Jan: Misschien kan de bisschop dan toch wel ons Dorpsoverleg van dienst zijn. Als Wiertz nu eens gaat stimuleren dat die mensen in die woestijnoases allemaal bijen gaan houden.
Wiel: Dan zal het Dorpsoverleg toch eerst massaal bloemetjeszaad richting de woestijn moeten sturen. Anders gaan die bijtjes daar nog sneller dood als hier bij ons.

======================================================

Henk: Het is toch triest als je ziet dat bij de intocht van Sinterklaas in het land honderden politiemannen in de weer zijn om rellen en vechtpartijen te voorkomen.
Piet: Dat krijg je als grote mensen zich met kinderfeestjes gaan bemoeien. Dadelijk wordt de brandstapel met Sint Maarten nog verboden omdat er een relatie wordt gelegd met de barbarijen in de Middeleeuwen. Dat ze toch gauw allemaal naar de … lopen.
Thei: Helemaal gelijk, Piet. Maar ik loop liever naar een optreden van de Méélse Dörskes. Die meiden treden overal op: laatst drieavonden bij de slotconcerten van Rowwen Hèze; vier uitvoeringen bij de Mèèlse Revue en dadelijk weer allerlei Carnavalsoptredens.
Henk: Mooi toch voor die meiden.
Chris: En de mensen die er naar gaan kijken. Maar geef mij maar het ‘Sjééle Waazel Gala’. Ik heb de kaartjes alweer op zak.
Thei; Ik heb voldoende aan de portie ‘sjééle waazel’ die die mèn van ‘Nao de Hòmmis’, elke week over ons uitstrooien.

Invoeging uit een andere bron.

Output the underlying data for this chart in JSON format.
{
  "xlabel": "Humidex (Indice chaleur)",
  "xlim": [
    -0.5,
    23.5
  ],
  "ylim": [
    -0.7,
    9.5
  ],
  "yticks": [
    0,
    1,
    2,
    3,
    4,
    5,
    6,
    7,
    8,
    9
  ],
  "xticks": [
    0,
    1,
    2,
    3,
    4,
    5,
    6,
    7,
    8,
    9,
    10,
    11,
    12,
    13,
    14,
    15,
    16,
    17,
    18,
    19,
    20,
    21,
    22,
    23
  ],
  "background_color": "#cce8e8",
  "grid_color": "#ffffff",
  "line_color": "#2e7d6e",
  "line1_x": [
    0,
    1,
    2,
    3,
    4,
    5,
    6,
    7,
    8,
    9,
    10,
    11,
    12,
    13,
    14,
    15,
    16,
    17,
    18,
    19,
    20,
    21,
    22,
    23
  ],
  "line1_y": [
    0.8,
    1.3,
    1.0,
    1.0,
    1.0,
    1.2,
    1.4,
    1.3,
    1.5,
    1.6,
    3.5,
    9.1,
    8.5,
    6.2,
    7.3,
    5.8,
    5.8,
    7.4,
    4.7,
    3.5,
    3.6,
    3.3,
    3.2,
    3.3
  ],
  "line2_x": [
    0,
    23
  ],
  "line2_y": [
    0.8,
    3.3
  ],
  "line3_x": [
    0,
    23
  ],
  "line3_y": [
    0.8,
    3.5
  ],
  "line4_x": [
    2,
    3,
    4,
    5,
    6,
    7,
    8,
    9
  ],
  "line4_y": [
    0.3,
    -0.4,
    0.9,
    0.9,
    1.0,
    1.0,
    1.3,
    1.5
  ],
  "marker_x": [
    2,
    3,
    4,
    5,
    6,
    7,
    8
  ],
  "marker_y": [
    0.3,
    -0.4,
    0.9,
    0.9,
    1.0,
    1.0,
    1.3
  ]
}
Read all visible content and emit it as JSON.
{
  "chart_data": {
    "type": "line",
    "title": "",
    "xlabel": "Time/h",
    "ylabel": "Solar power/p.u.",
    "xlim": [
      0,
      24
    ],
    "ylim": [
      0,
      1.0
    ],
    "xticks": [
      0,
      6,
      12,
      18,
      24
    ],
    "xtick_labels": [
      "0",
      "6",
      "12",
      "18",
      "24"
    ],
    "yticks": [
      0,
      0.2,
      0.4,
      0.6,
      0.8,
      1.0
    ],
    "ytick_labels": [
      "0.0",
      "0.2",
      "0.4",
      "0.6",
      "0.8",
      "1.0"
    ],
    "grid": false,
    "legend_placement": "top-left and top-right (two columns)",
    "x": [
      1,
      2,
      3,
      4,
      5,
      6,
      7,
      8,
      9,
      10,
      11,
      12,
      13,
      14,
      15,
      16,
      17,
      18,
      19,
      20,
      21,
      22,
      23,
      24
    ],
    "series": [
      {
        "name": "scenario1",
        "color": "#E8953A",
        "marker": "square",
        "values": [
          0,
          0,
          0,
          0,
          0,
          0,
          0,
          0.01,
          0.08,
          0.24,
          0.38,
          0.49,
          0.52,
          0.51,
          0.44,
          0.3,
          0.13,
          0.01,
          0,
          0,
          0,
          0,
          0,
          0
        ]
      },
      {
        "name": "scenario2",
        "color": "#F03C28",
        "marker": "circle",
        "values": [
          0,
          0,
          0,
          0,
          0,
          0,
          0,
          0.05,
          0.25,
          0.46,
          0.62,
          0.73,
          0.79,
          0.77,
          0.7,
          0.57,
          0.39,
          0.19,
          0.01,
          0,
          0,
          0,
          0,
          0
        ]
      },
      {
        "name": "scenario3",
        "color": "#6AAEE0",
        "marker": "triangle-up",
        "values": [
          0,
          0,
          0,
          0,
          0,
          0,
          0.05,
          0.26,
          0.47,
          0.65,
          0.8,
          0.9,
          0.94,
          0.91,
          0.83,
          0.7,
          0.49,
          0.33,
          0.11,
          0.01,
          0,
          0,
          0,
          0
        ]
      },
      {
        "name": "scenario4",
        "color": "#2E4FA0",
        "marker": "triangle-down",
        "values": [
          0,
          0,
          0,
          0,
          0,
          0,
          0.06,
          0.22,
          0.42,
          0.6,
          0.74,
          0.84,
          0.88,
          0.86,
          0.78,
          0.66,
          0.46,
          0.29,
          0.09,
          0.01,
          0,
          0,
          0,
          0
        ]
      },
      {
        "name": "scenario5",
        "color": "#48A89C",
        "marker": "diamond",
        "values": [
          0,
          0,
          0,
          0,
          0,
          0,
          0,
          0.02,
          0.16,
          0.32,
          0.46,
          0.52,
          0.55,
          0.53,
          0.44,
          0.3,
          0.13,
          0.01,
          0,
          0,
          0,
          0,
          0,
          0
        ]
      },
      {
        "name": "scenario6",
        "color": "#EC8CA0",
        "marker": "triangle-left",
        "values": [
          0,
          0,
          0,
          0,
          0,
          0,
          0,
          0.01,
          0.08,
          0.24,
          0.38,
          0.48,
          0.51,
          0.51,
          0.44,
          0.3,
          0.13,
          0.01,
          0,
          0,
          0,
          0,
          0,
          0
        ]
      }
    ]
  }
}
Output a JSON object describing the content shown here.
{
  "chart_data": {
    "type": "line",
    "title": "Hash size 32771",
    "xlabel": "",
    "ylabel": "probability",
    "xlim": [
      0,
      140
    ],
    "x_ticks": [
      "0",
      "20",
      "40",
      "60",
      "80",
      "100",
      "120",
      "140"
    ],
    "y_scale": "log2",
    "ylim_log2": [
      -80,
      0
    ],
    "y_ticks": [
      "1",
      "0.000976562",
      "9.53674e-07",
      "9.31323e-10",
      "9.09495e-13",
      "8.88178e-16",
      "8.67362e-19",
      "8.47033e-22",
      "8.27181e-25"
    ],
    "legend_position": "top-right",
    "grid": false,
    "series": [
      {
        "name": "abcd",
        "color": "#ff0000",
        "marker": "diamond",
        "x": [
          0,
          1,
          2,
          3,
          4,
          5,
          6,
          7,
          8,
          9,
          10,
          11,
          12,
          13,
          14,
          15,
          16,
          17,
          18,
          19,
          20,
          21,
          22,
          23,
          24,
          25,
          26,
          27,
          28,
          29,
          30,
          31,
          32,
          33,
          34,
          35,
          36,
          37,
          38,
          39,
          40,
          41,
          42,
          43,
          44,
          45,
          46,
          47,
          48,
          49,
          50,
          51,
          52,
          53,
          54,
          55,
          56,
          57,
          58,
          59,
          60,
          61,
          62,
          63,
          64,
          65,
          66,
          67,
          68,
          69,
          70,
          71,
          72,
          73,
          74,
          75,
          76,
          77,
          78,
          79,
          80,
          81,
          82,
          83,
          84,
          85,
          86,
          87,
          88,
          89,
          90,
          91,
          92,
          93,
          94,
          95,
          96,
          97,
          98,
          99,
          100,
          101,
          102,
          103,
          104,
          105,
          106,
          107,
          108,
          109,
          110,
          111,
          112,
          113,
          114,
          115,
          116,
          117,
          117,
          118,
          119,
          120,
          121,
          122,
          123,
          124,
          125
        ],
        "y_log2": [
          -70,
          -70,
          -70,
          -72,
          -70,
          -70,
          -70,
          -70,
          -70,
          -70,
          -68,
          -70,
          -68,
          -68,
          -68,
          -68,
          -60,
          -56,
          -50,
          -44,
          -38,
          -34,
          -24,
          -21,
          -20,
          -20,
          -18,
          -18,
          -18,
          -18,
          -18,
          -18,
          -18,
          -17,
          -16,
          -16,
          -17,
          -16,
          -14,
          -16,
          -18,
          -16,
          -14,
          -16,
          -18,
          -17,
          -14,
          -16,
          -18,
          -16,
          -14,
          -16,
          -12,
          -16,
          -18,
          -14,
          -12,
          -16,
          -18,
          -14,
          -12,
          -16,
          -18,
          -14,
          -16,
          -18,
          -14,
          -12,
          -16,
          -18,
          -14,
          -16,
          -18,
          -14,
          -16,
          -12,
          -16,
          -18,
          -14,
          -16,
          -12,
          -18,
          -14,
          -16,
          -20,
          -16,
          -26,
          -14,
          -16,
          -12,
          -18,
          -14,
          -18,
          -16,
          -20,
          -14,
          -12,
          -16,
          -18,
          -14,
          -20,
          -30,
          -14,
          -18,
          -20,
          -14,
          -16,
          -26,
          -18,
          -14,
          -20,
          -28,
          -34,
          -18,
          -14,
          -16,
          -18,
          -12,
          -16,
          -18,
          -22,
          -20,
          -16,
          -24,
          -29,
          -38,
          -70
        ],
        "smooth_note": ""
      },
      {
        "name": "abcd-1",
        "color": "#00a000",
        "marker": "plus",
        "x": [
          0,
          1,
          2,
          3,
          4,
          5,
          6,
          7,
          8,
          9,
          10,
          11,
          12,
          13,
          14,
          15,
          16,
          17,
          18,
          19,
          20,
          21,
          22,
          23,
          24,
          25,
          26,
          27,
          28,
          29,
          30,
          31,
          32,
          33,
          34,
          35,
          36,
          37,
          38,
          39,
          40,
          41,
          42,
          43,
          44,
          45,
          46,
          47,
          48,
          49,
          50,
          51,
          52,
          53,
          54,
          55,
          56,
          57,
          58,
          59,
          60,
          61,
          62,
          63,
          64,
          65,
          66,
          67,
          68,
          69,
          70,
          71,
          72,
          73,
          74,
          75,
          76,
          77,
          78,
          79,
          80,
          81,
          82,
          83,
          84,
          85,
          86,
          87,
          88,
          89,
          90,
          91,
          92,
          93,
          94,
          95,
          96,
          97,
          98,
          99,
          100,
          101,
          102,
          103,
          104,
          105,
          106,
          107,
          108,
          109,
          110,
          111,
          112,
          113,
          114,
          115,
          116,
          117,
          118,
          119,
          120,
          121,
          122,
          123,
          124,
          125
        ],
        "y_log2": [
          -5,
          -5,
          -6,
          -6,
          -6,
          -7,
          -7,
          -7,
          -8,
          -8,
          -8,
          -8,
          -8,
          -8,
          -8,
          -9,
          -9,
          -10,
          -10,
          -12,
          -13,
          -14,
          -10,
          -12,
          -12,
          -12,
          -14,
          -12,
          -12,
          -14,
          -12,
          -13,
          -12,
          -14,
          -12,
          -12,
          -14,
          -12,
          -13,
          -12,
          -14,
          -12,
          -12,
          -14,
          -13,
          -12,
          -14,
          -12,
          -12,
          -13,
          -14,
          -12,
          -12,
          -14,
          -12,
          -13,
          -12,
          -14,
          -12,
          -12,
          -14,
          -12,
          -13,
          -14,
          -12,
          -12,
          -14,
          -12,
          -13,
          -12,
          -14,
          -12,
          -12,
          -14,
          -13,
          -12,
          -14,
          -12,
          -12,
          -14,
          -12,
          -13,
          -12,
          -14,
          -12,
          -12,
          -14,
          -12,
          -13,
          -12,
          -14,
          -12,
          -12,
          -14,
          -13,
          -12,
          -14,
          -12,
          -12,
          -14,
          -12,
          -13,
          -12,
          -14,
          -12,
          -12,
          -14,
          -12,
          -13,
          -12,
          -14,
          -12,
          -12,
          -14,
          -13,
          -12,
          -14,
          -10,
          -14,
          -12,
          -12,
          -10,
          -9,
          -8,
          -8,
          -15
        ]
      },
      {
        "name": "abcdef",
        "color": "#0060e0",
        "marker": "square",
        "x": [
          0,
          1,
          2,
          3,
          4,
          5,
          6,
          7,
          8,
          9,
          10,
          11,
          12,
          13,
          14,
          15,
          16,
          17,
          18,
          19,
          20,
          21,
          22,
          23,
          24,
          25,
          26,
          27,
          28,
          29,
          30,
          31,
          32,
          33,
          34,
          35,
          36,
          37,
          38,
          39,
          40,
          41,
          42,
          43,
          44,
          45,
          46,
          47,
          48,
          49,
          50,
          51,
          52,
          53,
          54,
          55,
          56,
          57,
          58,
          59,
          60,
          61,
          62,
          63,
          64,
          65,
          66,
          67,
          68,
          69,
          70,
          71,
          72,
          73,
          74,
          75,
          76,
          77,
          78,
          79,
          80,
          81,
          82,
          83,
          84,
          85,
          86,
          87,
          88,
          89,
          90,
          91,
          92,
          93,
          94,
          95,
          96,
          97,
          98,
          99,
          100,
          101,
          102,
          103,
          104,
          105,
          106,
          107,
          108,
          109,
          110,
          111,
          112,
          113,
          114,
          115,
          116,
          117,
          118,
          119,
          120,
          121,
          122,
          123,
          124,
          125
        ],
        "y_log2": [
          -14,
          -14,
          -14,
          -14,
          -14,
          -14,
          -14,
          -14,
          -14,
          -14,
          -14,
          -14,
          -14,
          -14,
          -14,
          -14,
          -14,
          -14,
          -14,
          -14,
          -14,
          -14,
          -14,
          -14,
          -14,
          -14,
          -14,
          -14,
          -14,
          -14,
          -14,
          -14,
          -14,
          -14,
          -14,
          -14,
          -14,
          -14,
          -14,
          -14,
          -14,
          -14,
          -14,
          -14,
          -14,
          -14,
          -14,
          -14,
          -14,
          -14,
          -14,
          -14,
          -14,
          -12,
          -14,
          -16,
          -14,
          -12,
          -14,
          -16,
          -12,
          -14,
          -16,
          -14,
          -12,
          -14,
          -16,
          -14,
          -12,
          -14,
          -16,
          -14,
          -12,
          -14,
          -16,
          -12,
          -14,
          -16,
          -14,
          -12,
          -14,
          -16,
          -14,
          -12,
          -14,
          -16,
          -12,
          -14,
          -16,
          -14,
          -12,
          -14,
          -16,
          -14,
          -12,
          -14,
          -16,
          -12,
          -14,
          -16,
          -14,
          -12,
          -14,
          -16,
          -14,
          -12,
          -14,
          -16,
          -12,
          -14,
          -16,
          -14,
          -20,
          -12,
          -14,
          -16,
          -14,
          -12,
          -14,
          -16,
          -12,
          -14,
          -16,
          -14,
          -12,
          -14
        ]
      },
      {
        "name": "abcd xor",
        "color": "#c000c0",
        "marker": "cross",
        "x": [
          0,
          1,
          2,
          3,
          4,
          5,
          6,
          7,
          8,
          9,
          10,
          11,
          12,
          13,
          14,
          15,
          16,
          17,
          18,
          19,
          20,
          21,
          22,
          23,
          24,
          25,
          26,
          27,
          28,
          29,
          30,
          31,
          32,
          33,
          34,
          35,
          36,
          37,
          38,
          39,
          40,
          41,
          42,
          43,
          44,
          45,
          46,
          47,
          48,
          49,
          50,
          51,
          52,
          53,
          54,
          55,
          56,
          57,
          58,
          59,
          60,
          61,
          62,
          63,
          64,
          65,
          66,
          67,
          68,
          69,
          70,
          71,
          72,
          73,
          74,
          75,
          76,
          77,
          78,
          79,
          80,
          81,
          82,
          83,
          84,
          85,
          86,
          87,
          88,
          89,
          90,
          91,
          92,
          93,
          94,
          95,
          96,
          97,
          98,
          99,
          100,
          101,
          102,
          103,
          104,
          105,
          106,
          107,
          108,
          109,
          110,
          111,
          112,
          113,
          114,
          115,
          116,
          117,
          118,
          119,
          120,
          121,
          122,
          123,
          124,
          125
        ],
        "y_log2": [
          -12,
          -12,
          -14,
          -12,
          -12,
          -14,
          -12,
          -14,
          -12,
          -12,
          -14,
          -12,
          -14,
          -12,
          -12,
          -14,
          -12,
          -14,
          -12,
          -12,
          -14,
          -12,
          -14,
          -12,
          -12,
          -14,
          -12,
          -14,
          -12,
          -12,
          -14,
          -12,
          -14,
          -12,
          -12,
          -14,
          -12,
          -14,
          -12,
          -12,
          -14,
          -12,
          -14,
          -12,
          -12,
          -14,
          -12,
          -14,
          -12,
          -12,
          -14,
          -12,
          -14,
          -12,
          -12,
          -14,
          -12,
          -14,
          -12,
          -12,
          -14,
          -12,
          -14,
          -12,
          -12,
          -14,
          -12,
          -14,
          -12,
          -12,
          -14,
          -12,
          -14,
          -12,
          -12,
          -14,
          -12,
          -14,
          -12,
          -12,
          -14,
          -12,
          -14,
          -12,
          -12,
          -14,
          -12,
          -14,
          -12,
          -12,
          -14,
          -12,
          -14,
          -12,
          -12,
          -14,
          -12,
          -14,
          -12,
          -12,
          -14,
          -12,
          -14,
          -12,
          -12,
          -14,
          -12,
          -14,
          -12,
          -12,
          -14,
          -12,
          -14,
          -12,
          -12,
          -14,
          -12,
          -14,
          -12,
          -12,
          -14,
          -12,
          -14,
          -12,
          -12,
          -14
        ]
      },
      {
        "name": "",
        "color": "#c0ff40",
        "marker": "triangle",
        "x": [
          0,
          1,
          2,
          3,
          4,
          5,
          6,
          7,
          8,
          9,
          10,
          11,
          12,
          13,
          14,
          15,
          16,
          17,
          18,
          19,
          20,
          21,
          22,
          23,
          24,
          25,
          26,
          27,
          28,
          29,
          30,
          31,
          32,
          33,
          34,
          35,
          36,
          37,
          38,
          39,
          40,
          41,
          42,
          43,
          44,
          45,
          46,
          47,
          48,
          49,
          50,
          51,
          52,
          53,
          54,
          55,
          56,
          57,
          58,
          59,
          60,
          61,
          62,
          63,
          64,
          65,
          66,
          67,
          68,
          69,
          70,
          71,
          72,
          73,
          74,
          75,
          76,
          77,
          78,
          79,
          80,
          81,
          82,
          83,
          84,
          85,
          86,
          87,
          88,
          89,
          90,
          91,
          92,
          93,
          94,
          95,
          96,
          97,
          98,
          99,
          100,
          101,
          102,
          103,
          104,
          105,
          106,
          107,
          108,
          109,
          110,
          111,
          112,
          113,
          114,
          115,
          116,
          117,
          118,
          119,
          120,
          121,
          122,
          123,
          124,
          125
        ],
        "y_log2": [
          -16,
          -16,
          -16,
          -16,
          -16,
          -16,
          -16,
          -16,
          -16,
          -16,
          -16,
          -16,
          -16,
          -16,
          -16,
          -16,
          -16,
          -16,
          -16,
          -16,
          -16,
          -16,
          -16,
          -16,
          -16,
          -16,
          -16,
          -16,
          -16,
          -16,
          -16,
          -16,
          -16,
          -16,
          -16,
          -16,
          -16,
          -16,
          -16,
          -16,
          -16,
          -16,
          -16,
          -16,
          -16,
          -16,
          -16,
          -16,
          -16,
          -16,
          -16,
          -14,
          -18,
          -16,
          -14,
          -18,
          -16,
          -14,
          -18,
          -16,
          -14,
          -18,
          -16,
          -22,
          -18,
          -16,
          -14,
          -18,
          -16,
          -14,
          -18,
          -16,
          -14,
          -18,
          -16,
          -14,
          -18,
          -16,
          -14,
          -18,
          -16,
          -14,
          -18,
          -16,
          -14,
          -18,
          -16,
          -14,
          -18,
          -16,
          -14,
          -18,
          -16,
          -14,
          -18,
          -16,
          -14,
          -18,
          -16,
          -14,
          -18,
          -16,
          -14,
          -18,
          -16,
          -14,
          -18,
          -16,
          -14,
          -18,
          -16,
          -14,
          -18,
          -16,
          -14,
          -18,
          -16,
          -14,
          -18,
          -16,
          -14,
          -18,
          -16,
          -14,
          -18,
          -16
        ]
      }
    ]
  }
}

======================================================

Wim: De ene schutterij – Willibrord – heeft net hun patroonsfeest gehad en dan zit dat van die andere – Sint Nicolaas – er alweer aan te komen.
Toon: In dat rijtje past dan ook Sint Ceacilia op 22 november; de patroonheilige van onze koren.
Piet: Als jager heb ik veel meer met Sint Hubertus op 3 november. Ook de Méélse jagersvereniging viert dat feest nog steeds. Het mankeert die avond aan niks, dat kan ik jullie wel vertellen. Al moet ik toegeven dat zo’n feest weinig meer met die heilige te maken heeft.
Cor: Als oud mijnwerker denk ik rond deze tijd van het jaar altijd terug aan het Barbarafeest; ‘Berbke’ zoals ze in het Zuiden zeiden, was de patroonheilige van de mijnwerkers. Helaas is ze nu – 50 jaar nadat de mijnen dicht gingen – helemaal uit het zicht verdwenen.